【一休】有漏路より無漏路へ帰る一休み 雨降らば降れ 風吹かば吹け

2014年5月14日
イラスト:nihhiイラスト:nihhi

今回は一休禅師の名前の由来とも言われる句を選んでみました。

有漏路(うろじ)とは思考が作り出したファンタジーの世界に迷ってしまっていること、無漏路(むろじ)とはファンタジーの世界を抜け出して、ただ、いまここに落ち着いていることです。

「無漏路に帰ってしまえば、雨が降ろうが風が吹こうが問題にならない。(だからお好きなように)」……といったような意味になるでしょうか。軽やかで、大変清々しい境地だなあ、と思います。

「雨が降っている。風も出てきた。嫌だなあ。憂鬱だなあ」というのは空想の世界。事実は、ただ単に「雨が降っている。風が吹いている。以上!」……なんですよね。

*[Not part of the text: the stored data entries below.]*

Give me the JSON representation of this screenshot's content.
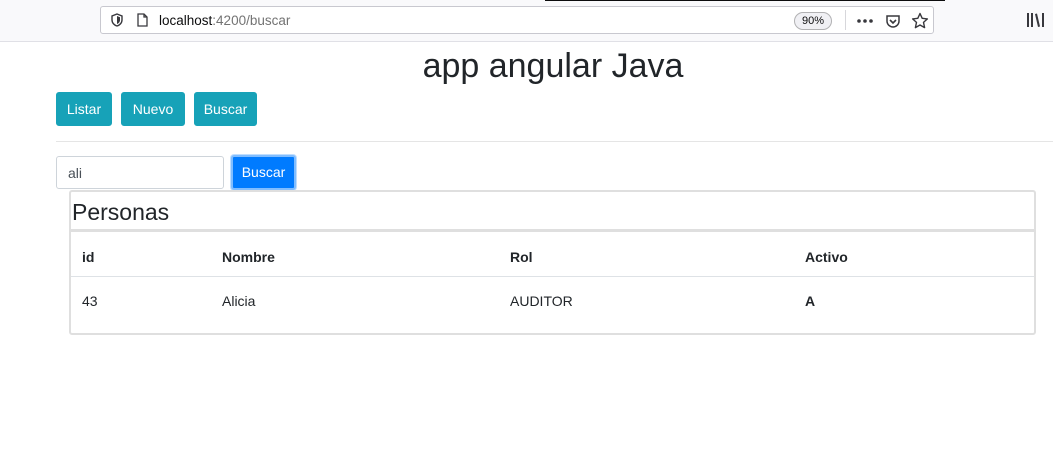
{
  "browser": {
    "url_host": "localhost",
    "url_path": ":4200/buscar",
    "zoom": "90%"
  },
  "app": {
    "title": "app angular Java"
  },
  "nav": {
    "buttons": [
      {
        "label": "Listar"
      },
      {
        "label": "Nuevo"
      },
      {
        "label": "Buscar"
      }
    ]
  },
  "search": {
    "value": "ali",
    "button_label": "Buscar"
  },
  "card": {
    "title": "Personas",
    "columns": [
      "id",
      "Nombre",
      "Rol",
      "Activo"
    ],
    "rows": [
      [
        "43",
        "Alicia",
        "AUDITOR",
        "A"
      ]
    ]
  },
  "colors": {
    "info": "#17a2b8",
    "primary": "#007bff"
  }
}
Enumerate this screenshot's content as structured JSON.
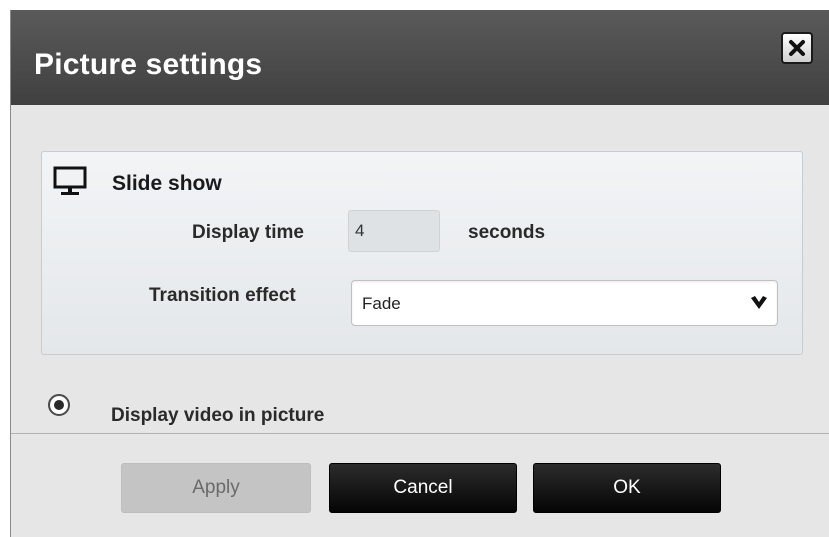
{
  "dialog": {
    "title": "Picture settings",
    "close_icon": "close-icon"
  },
  "slide_show": {
    "title": "Slide show",
    "icon": "monitor-icon",
    "display_time_label": "Display time",
    "display_time_value": "4",
    "display_time_unit": "seconds",
    "transition_label": "Transition effect",
    "transition_value": "Fade",
    "dropdown_icon": "chevron-down-icon"
  },
  "video_option": {
    "label": "Display video in picture",
    "selected": true
  },
  "buttons": {
    "apply": "Apply",
    "cancel": "Cancel",
    "ok": "OK"
  },
  "colors": {
    "title_bar": "#4a4a4a",
    "body": "#e6e6e6",
    "primary_button": "#111111",
    "disabled_button": "#c4c4c4"
  }
}
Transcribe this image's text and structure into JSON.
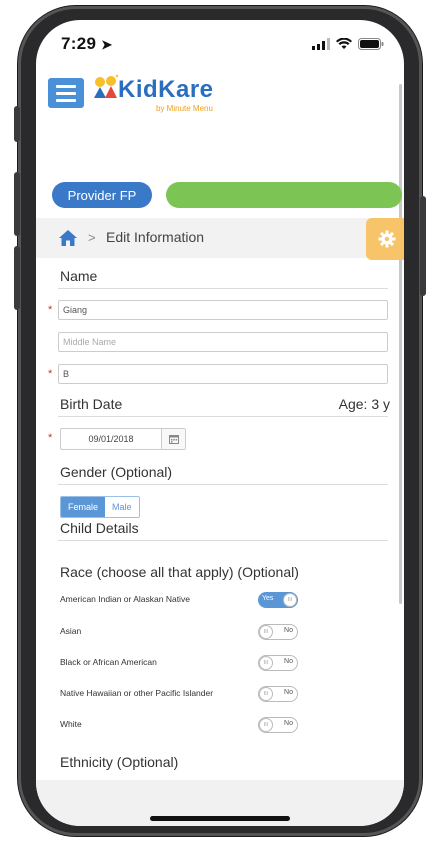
{
  "status_bar": {
    "time": "7:29"
  },
  "header": {
    "logo_text": "KidKare",
    "logo_subtitle": "by Minute Menu"
  },
  "provider": {
    "label": "Provider FP"
  },
  "progress": {
    "fraction": 1.0,
    "color": "#7cc453"
  },
  "breadcrumb": {
    "separator": ">",
    "current": "Edit Information"
  },
  "form": {
    "name_title": "Name",
    "first_name_value": "Giang",
    "middle_name_placeholder": "Middle Name",
    "last_name_value": "B",
    "required_mark": "*",
    "birth_title": "Birth Date",
    "age_label": "Age: 3 y",
    "birth_date_value": "09/01/2018",
    "gender_title": "Gender (Optional)",
    "gender_options": [
      "Female",
      "Male"
    ],
    "gender_selected": "Female",
    "child_details_title": "Child Details",
    "race_title": "Race (choose all that apply) (Optional)",
    "race_items": [
      {
        "label": "American Indian or Alaskan Native",
        "state": "Yes"
      },
      {
        "label": "Asian",
        "state": "No"
      },
      {
        "label": "Black or African American",
        "state": "No"
      },
      {
        "label": "Native Hawaiian or other Pacific Islander",
        "state": "No"
      },
      {
        "label": "White",
        "state": "No"
      }
    ],
    "toggle_yes_label": "Yes",
    "toggle_no_label": "No",
    "toggle_knob_label": "III",
    "ethnicity_title": "Ethnicity (Optional)"
  },
  "colors": {
    "primary": "#3a79c8",
    "accent": "#f7c46a",
    "success": "#7cc453"
  }
}
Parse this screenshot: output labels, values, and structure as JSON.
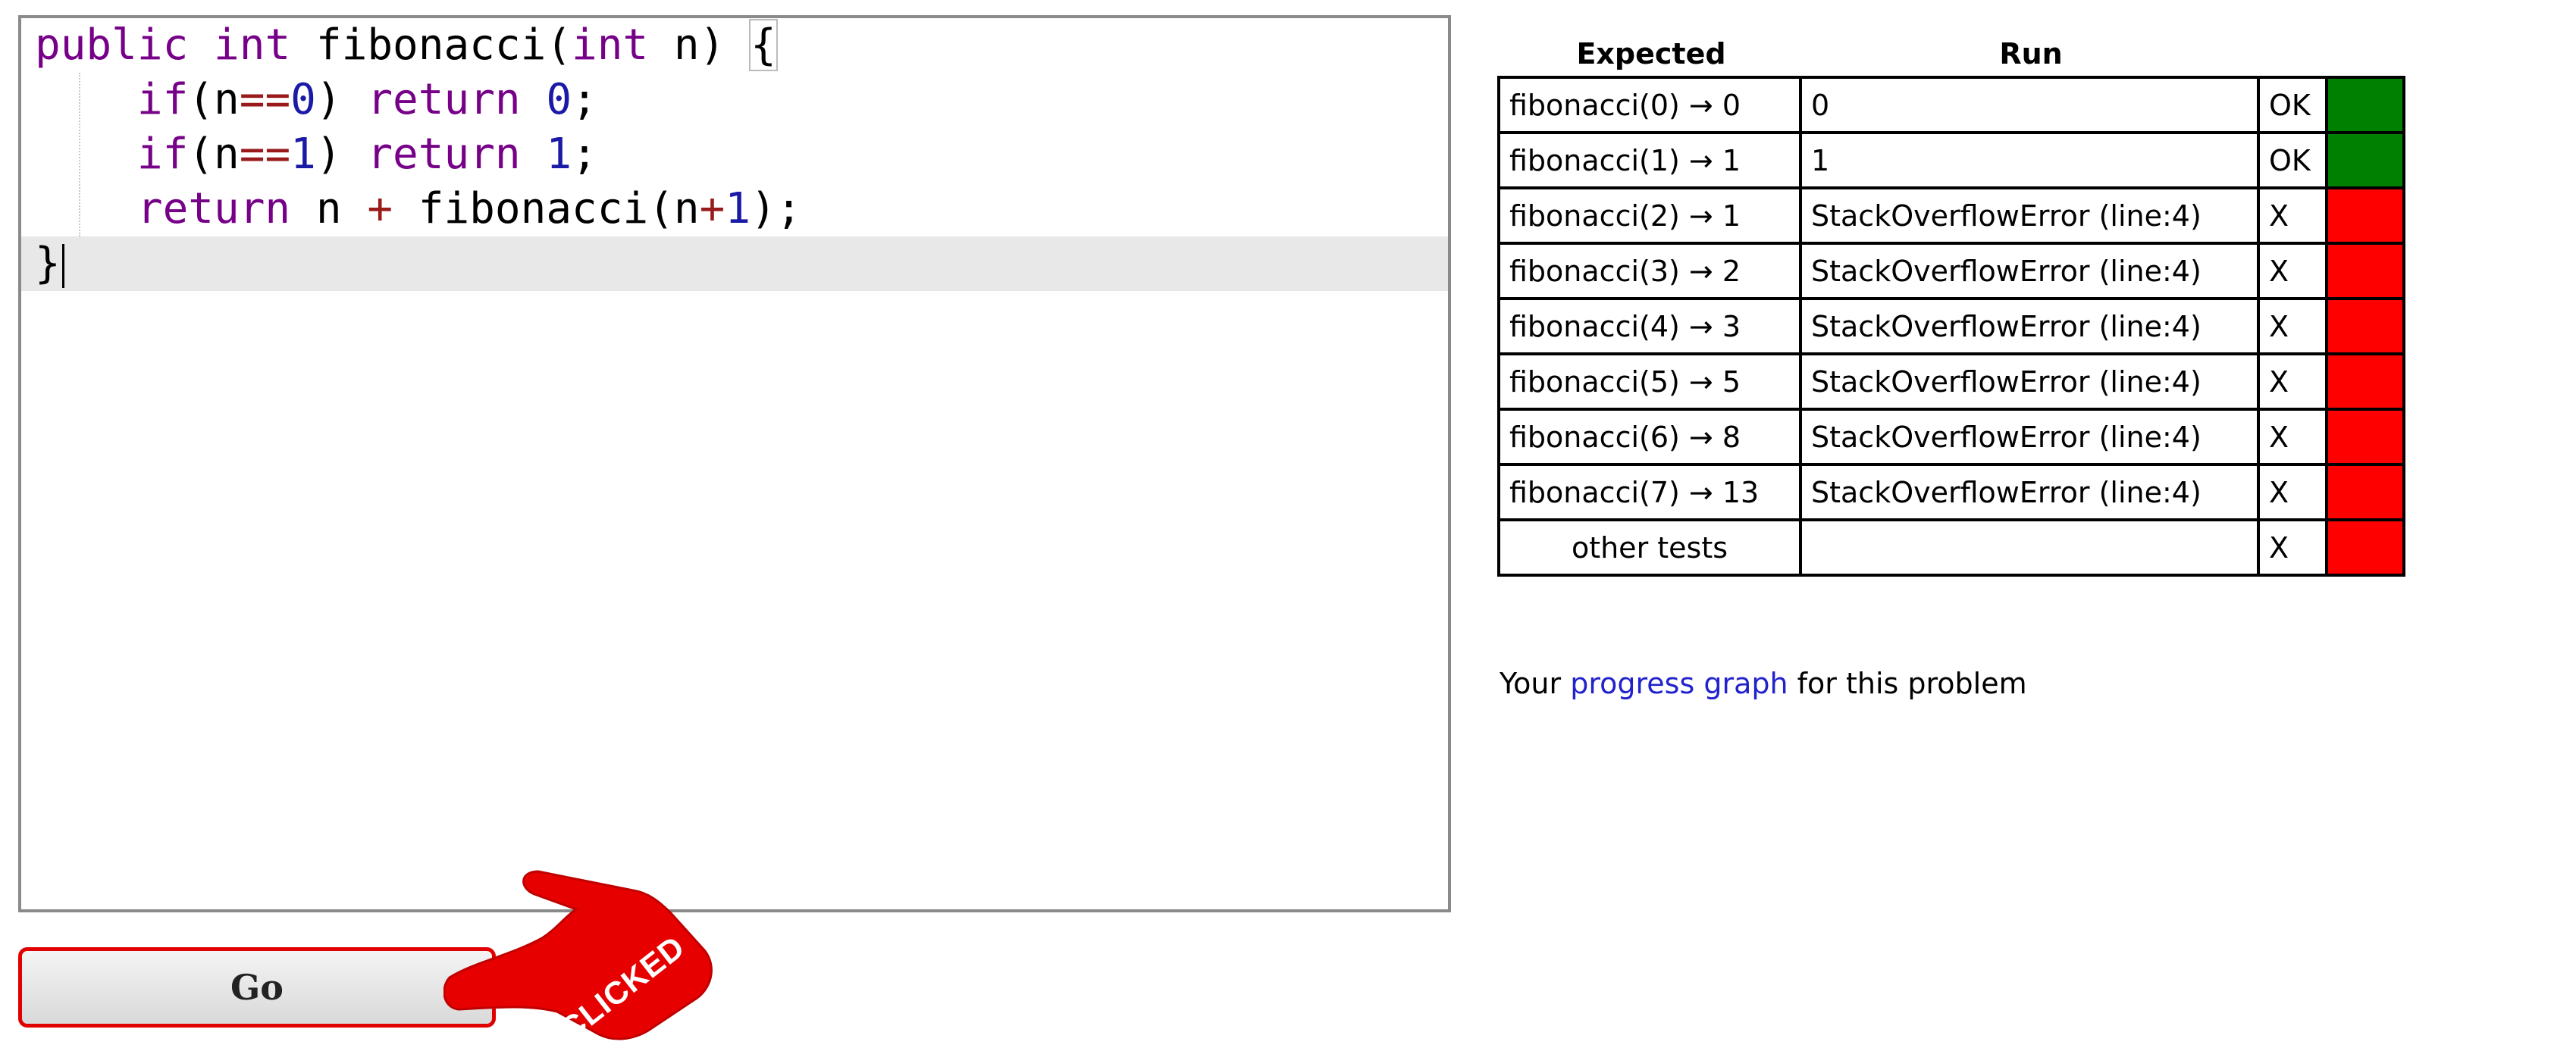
{
  "editor": {
    "lines": [
      {
        "parts": [
          [
            "kw",
            "public"
          ],
          [
            "sp",
            " "
          ],
          [
            "kw",
            "int"
          ],
          [
            "sp",
            " "
          ],
          [
            "var",
            "fibonacci"
          ],
          [
            "var",
            "("
          ],
          [
            "kw",
            "int"
          ],
          [
            "sp",
            " "
          ],
          [
            "var",
            "n"
          ],
          [
            "var",
            ") "
          ],
          [
            "bracket",
            "{"
          ]
        ]
      },
      {
        "parts": [
          [
            "sp",
            "    "
          ],
          [
            "kw",
            "if"
          ],
          [
            "var",
            "("
          ],
          [
            "var",
            "n"
          ],
          [
            "op",
            "=="
          ],
          [
            "num",
            "0"
          ],
          [
            "var",
            ") "
          ],
          [
            "kw",
            "return"
          ],
          [
            "sp",
            " "
          ],
          [
            "num",
            "0"
          ],
          [
            "var",
            ";"
          ]
        ]
      },
      {
        "parts": [
          [
            "sp",
            "    "
          ],
          [
            "kw",
            "if"
          ],
          [
            "var",
            "("
          ],
          [
            "var",
            "n"
          ],
          [
            "op",
            "=="
          ],
          [
            "num",
            "1"
          ],
          [
            "var",
            ") "
          ],
          [
            "kw",
            "return"
          ],
          [
            "sp",
            " "
          ],
          [
            "num",
            "1"
          ],
          [
            "var",
            ";"
          ]
        ]
      },
      {
        "parts": [
          [
            "sp",
            "    "
          ],
          [
            "kw",
            "return"
          ],
          [
            "sp",
            " "
          ],
          [
            "var",
            "n"
          ],
          [
            "sp",
            " "
          ],
          [
            "op",
            "+"
          ],
          [
            "sp",
            " "
          ],
          [
            "var",
            "fibonacci"
          ],
          [
            "var",
            "("
          ],
          [
            "var",
            "n"
          ],
          [
            "op",
            "+"
          ],
          [
            "num",
            "1"
          ],
          [
            "var",
            ");"
          ]
        ]
      },
      {
        "parts": [
          [
            "var",
            "}"
          ]
        ]
      }
    ]
  },
  "go_button": {
    "label": "Go"
  },
  "annotation": {
    "label": "CLICKED"
  },
  "results": {
    "headers": {
      "expected": "Expected",
      "run": "Run"
    },
    "rows": [
      {
        "expected": "fibonacci(0) → 0",
        "run": "0",
        "status": "OK",
        "passed": true
      },
      {
        "expected": "fibonacci(1) → 1",
        "run": "1",
        "status": "OK",
        "passed": true
      },
      {
        "expected": "fibonacci(2) → 1",
        "run": "StackOverflowError (line:4)",
        "status": "X",
        "passed": false
      },
      {
        "expected": "fibonacci(3) → 2",
        "run": "StackOverflowError (line:4)",
        "status": "X",
        "passed": false
      },
      {
        "expected": "fibonacci(4) → 3",
        "run": "StackOverflowError (line:4)",
        "status": "X",
        "passed": false
      },
      {
        "expected": "fibonacci(5) → 5",
        "run": "StackOverflowError (line:4)",
        "status": "X",
        "passed": false
      },
      {
        "expected": "fibonacci(6) → 8",
        "run": "StackOverflowError (line:4)",
        "status": "X",
        "passed": false
      },
      {
        "expected": "fibonacci(7) → 13",
        "run": "StackOverflowError (line:4)",
        "status": "X",
        "passed": false
      },
      {
        "expected": "other tests",
        "run": "",
        "status": "X",
        "passed": false
      }
    ]
  },
  "progress": {
    "prefix": "Your ",
    "link": "progress graph",
    "suffix": " for this problem"
  },
  "colors": {
    "pass": "#008000",
    "fail": "#ff0000",
    "button_border": "#e00000"
  }
}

有漏路に遊ぶのも悪くないけれど、そればかりじゃ疲れてしまいます。たまには無漏路に帰って「一休み」することが、私たちには必要なのかもしれません。

まずは、自分が、普段、空想の世界の住人として生きていることに気づくことから、ですね。気づいたときから、開けてくるものがあるような気がするのです。